Lenk met her gaze with equal intensity. “As
of December the fourth, you had traveled through one of the passes
up to the surface on at least two occasions. Crome also tells me
you are behaving strangely. This cannot go on.”

In her surprise, for a moment she stopped
struggling. It had been Lenk. Lenk, who could not even get together
the courage to help defend her against Nelin’s faction, it had been
Lenk who’d sent that spy after her.

“Of all the people, I never would have
thought…”

“I never intended Bolo to try to hurt you. I
hired him to look after you, tell me if you were getting into
trouble. I sacked him after the unfortunate alley incident.”

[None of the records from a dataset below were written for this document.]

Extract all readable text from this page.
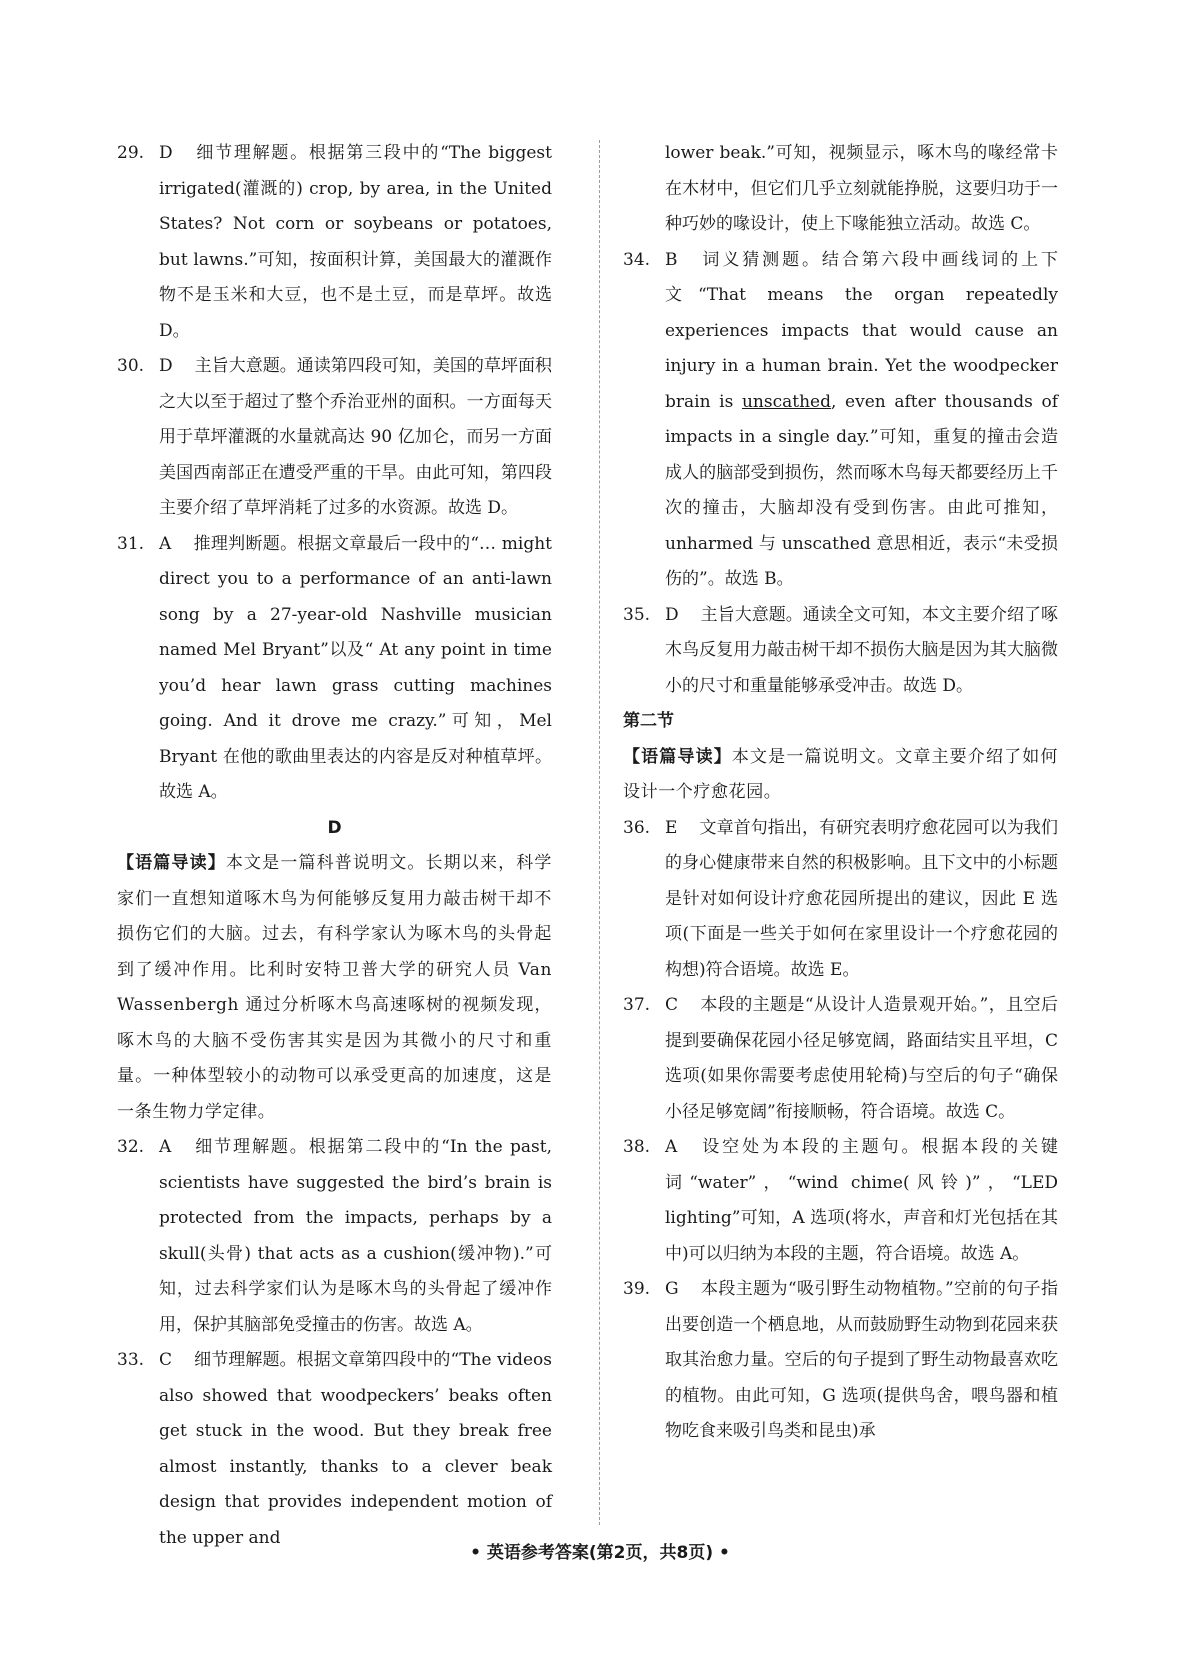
29. D 细节理解题。根据第三段中的“The biggest irrigated(灌溉的) crop, by area, in the United States? Not corn or soybeans or potatoes, but lawns.”可知，按面积计算，美国最大的灌溉作物不是玉米和大豆，也不是土豆，而是草坪。故选 D。
30. D 主旨大意题。通读第四段可知，美国的草坪面积之大以至于超过了整个乔治亚州的面积。一方面每天用于草坪灌溉的水量就高达 90 亿加仑，而另一方面美国西南部正在遭受严重的干旱。由此可知，第四段主要介绍了草坪消耗了过多的水资源。故选 D。
31. A 推理判断题。根据文章最后一段中的“… might direct you to a performance of an anti-lawn song by a 27-year-old Nashville musician named Mel Bryant”以及“ At any point in time you’d hear lawn grass cutting machines going. And it drove me crazy.”可知，Mel Bryant 在他的歌曲里表达的内容是反对种植草坪。故选 A。
D
【语篇导读】本文是一篇科普说明文。长期以来，科学家们一直想知道啄木鸟为何能够反复用力敲击树干却不损伤它们的大脑。过去，有科学家认为啄木鸟的头骨起到了缓冲作用。比利时安特卫普大学的研究人员 Van Wassenbergh 通过分析啄木鸟高速啄树的视频发现，啄木鸟的大脑不受伤害其实是因为其微小的尺寸和重量。一种体型较小的动物可以承受更高的加速度，这是一条生物力学定律。
32. A 细节理解题。根据第二段中的“In the past, scientists have suggested the bird’s brain is protected from the impacts, perhaps by a skull(头骨) that acts as a cushion(缓冲物).”可知，过去科学家们认为是啄木鸟的头骨起了缓冲作用，保护其脑部免受撞击的伤害。故选 A。
33. C 细节理解题。根据文章第四段中的“The videos also showed that woodpeckers’ beaks often get stuck in the wood. But they break free almost instantly, thanks to a clever beak design that provides independent motion of the upper and
lower beak.”可知，视频显示，啄木鸟的喙经常卡在木材中，但它们几乎立刻就能挣脱，这要归功于一种巧妙的喙设计，使上下喙能独立活动。故选 C。
34. B 词义猜测题。结合第六段中画线词的上下文“That means the organ repeatedly experiences impacts that would cause an injury in a human brain. Yet the woodpecker brain is unscathed, even after thousands of impacts in a single day.”可知，重复的撞击会造成人的脑部受到损伤，然而啄木鸟每天都要经历上千次的撞击，大脑却没有受到伤害。由此可推知，unharmed 与 unscathed 意思相近，表示“未受损伤的”。故选 B。
35. D 主旨大意题。通读全文可知，本文主要介绍了啄木鸟反复用力敲击树干却不损伤大脑是因为其大脑微小的尺寸和重量能够承受冲击。故选 D。
第二节
【语篇导读】本文是一篇说明文。文章主要介绍了如何设计一个疗愈花园。
36. E 文章首句指出，有研究表明疗愈花园可以为我们的身心健康带来自然的积极影响。且下文中的小标题是针对如何设计疗愈花园所提出的建议，因此 E 选项(下面是一些关于如何在家里设计一个疗愈花园的构想)符合语境。故选 E。
37. C 本段的主题是“从设计人造景观开始。”，且空后提到要确保花园小径足够宽阔，路面结实且平坦，C 选项(如果你需要考虑使用轮椅)与空后的句子“确保小径足够宽阔”衔接顺畅，符合语境。故选 C。
38. A 设空处为本段的主题句。根据本段的关键词“water”，“wind chime(风铃)”，“LED lighting”可知，A 选项(将水，声音和灯光包括在其中)可以归纳为本段的主题，符合语境。故选 A。
39. G 本段主题为“吸引野生动物植物。”空前的句子指出要创造一个栖息地，从而鼓励野生动物到花园来获取其治愈力量。空后的句子提到了野生动物最喜欢吃的植物。由此可知，G 选项(提供鸟舍，喂鸟器和植物吃食来吸引鸟类和昆虫)承
• 英语参考答案(第2页，共8页) •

“I didn’t think you had it in you,” she
said.

His grip on her arm tightened. “Tell me where
you’re going.”

“Not until you tell me what you’re doing down
here! Spying on me some more?”

“No. Didn’t I just tell you? I don’t know a
thing about what you’ve been doing since the fourth.” His
expression was hard to read in the half-light. “If you must know, I
always leave these meetings as early as possible so I can get more
work done. The Chairman turns a blind eye, though if I officially
got caught, I’d get fined.”

His explanation fell flat. The coward Lenk,
now what was he up to? She had to get up to the sewers or else she
would be late. Above their heads, either the Miner or the Chairman
had scored a touché, because the crowd broke into scattered
applause.

She spoke in a low growl to avoid being
overheard. “If you don’t let me go, I swear I’m going to scream,
and they’ll catch both of us.” She tried to twist away again, but
he held her all the tighter.

“And I say you’re not. You’re much more
afraid of getting caught than I am. A fine? What do I care about a
fine? You’re going to go right back up those stairs and you’re
going to stay there until this debate is over.”

He turned as if to march her back up the
stairs, but she made a sudden movement, a last desperate attempt to
wrench herself free. It didn’t work, but it knocked him off
balance. His head hit the stone of the arch. He grunted, and for a
moment his grip slackened. It was all Grizelda needed. She pulled
herself loose and sprinted out into the street.